Bakışlarımı yüzüne çevirdiğimde parmakları hala sızlayan yanağıma uzandığında geriledim.

"Ekin ne olursun, sonra."

Yavaşça başını salladıgında kenarından geçip seri adımlarla Damla'nın evine doğru yürüdüm.

Hızlı olan adımlarım zamanla koşmaya dönerken nefes nefese kapılarının önünde durdum. Zile basıp olabildiğince yaşlarımı gizlemeye çalışarak merdivenleri çıktım.

Damla kapıda bekliyordu.

"Kim o?"

Kapısının önüne geldiğimde yaşlarım tekrardan yanaklarımdan akarken başımı eğdim.

"Gelebilir miyim?"

Kolları hızla bedenime dolandığında hıçkırıklarım duvarlarda yankılanırken derin bir nefes aldım.

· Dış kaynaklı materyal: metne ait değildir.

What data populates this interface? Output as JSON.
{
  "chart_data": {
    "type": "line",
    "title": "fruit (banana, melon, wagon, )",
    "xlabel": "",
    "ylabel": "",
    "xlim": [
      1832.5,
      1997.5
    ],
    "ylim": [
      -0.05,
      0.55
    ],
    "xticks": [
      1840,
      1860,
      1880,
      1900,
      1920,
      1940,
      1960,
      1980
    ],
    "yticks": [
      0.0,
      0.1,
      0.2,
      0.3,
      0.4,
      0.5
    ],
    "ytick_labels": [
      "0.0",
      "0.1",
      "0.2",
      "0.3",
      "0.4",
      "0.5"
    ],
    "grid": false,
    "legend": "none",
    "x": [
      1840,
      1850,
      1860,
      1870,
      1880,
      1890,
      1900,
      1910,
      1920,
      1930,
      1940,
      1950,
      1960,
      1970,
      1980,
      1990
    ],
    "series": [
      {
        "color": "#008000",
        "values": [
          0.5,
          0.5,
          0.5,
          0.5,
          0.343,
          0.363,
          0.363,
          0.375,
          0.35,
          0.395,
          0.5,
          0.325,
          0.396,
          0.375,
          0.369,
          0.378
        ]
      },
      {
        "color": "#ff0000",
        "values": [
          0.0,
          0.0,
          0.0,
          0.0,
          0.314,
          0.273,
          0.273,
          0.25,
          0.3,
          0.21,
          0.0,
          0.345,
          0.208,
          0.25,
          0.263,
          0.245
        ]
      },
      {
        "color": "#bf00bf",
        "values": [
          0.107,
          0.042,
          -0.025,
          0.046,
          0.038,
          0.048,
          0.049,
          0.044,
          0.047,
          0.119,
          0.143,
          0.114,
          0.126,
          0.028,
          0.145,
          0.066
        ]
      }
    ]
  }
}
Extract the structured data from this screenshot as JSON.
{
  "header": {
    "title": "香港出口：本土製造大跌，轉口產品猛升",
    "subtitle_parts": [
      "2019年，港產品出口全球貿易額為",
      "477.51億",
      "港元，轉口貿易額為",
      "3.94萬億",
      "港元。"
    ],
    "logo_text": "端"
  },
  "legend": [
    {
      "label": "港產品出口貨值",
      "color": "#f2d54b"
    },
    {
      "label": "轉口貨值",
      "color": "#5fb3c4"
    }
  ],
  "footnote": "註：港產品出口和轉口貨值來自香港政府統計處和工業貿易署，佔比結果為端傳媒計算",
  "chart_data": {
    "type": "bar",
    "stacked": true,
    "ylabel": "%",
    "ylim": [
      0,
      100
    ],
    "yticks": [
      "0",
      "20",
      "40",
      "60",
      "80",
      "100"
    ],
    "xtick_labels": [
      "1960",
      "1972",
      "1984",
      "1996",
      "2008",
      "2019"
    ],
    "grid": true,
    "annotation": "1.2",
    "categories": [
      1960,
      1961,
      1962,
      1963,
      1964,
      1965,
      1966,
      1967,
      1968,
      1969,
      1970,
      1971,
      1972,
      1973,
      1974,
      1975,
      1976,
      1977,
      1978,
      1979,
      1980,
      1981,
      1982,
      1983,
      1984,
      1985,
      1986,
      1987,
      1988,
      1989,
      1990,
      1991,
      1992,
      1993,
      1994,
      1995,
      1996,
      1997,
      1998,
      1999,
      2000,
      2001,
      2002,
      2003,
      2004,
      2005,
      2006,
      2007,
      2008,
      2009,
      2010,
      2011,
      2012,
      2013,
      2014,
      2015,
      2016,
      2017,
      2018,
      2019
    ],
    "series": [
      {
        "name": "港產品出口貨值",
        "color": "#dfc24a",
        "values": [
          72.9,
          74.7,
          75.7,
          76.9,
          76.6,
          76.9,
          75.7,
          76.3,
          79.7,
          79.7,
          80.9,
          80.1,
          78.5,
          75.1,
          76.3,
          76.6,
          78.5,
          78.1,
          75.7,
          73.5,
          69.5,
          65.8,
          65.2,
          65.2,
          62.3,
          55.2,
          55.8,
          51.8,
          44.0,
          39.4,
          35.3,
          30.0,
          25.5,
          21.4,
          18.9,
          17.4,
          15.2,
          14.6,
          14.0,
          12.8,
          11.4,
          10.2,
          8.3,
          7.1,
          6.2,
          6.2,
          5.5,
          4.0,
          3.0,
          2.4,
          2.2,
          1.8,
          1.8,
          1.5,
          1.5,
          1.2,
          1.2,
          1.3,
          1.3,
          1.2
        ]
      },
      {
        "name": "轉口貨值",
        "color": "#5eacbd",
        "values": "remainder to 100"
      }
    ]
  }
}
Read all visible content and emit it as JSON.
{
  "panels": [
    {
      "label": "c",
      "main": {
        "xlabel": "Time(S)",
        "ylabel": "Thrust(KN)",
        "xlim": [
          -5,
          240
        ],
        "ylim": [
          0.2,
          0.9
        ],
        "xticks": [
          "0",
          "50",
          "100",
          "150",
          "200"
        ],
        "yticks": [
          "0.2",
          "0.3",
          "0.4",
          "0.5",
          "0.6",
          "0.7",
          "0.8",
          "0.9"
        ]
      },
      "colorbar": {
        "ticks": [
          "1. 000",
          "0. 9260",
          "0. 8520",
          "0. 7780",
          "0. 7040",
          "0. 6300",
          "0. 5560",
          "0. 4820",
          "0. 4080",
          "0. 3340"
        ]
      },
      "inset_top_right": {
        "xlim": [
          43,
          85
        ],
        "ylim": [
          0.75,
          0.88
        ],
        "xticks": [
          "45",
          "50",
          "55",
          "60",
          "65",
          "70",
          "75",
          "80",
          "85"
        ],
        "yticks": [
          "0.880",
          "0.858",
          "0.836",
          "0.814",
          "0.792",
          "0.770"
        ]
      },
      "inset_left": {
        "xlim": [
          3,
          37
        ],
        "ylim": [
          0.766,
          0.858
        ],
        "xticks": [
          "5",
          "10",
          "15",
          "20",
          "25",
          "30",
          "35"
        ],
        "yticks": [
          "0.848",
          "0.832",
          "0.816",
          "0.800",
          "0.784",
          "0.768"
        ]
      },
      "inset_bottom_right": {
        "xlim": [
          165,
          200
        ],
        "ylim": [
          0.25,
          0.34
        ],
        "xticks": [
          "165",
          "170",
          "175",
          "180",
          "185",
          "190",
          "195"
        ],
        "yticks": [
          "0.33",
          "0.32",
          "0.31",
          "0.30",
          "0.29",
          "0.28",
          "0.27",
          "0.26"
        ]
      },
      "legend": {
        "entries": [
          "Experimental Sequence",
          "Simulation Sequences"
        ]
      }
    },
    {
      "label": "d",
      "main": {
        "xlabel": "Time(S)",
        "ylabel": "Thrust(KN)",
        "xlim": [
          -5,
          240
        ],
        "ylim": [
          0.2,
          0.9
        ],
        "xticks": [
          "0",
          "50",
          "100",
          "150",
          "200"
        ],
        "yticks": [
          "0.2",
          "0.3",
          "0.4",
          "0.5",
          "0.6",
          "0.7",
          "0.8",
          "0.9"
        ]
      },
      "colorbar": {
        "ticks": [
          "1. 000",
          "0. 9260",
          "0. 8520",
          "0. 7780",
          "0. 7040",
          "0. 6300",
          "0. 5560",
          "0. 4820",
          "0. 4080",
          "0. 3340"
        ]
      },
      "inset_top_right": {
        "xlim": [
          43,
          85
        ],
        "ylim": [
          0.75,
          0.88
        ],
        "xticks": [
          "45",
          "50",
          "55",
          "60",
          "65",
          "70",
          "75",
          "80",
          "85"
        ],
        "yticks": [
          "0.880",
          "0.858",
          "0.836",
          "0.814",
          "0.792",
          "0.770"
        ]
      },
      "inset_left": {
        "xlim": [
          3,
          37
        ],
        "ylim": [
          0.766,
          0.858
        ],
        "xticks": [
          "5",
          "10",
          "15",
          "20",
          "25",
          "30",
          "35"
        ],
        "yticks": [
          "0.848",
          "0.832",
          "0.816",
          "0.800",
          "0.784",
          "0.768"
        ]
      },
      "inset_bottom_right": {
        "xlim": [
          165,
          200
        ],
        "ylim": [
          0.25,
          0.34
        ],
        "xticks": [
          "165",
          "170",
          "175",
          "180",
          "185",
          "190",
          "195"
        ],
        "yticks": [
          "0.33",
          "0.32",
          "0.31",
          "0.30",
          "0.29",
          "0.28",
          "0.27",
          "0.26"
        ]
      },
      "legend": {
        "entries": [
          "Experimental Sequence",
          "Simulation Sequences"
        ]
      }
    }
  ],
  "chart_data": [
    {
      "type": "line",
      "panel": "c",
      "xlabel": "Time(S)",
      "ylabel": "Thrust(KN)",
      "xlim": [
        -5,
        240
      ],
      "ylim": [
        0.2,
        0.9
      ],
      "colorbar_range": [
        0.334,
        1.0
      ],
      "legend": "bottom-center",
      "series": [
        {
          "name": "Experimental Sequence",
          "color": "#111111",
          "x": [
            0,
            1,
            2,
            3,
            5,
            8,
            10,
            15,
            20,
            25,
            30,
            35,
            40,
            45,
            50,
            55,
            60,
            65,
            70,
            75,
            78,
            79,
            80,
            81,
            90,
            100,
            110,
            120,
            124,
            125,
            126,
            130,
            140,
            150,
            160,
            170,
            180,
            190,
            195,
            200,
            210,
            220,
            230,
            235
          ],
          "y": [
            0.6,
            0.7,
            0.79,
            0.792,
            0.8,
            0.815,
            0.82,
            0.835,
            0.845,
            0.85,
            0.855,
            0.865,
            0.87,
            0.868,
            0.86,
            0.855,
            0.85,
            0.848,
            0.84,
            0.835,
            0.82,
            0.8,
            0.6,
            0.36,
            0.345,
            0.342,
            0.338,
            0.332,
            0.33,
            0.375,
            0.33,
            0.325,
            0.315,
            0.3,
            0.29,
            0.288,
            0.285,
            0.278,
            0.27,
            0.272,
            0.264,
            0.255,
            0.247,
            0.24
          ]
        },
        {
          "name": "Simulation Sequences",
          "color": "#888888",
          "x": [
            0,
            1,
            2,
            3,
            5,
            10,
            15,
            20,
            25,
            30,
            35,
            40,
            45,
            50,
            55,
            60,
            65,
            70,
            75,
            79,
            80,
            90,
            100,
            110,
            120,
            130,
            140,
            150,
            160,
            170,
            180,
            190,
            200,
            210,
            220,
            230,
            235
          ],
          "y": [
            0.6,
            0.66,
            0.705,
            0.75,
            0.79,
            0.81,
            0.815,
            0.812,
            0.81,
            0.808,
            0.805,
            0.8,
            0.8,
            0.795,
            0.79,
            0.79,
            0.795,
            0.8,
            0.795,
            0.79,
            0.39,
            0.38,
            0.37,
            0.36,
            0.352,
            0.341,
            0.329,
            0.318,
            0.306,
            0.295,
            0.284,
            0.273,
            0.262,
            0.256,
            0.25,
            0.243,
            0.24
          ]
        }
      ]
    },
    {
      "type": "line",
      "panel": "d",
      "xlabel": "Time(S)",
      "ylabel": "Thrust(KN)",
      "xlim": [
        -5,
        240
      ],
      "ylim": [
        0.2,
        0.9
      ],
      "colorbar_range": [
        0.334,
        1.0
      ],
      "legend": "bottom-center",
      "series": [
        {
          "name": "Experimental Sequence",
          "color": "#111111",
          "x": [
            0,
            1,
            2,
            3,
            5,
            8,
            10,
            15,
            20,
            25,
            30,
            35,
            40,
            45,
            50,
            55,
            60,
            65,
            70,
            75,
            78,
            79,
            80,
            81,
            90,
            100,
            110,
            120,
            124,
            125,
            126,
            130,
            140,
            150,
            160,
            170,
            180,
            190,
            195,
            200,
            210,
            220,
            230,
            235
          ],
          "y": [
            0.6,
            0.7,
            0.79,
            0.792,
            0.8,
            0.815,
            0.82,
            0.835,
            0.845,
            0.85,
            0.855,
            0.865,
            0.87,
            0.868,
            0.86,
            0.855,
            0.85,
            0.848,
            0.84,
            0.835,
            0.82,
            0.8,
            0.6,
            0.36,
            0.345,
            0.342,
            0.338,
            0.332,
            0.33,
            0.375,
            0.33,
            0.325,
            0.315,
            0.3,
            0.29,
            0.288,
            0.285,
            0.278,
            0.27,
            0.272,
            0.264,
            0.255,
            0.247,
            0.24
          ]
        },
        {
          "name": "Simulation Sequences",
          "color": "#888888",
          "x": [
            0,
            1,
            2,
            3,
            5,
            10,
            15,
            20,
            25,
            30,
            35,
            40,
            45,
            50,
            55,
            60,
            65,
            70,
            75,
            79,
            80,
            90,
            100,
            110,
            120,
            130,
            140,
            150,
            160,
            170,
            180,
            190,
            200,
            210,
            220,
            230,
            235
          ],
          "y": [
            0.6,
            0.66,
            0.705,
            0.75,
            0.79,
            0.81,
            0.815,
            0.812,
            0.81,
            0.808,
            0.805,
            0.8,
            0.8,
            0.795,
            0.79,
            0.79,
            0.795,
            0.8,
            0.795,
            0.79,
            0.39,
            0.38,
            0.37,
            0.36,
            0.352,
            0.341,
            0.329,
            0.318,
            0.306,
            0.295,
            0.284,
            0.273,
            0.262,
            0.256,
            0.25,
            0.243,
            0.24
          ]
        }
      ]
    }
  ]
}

Her şeyin çözümü oluyordu da, ne ailenin ne de babanın eksikliği hiçbir zaman çözülmüyordu.

🌾

Küfür yok, küfür yok, küfür yok djdjdhd

Nasıldı bölüm, beğendiniz mi ?

Oy ve yorumlarınızı, kitabın gidişatı hakkındaki düşüncelerinizi buraya bekliyorum.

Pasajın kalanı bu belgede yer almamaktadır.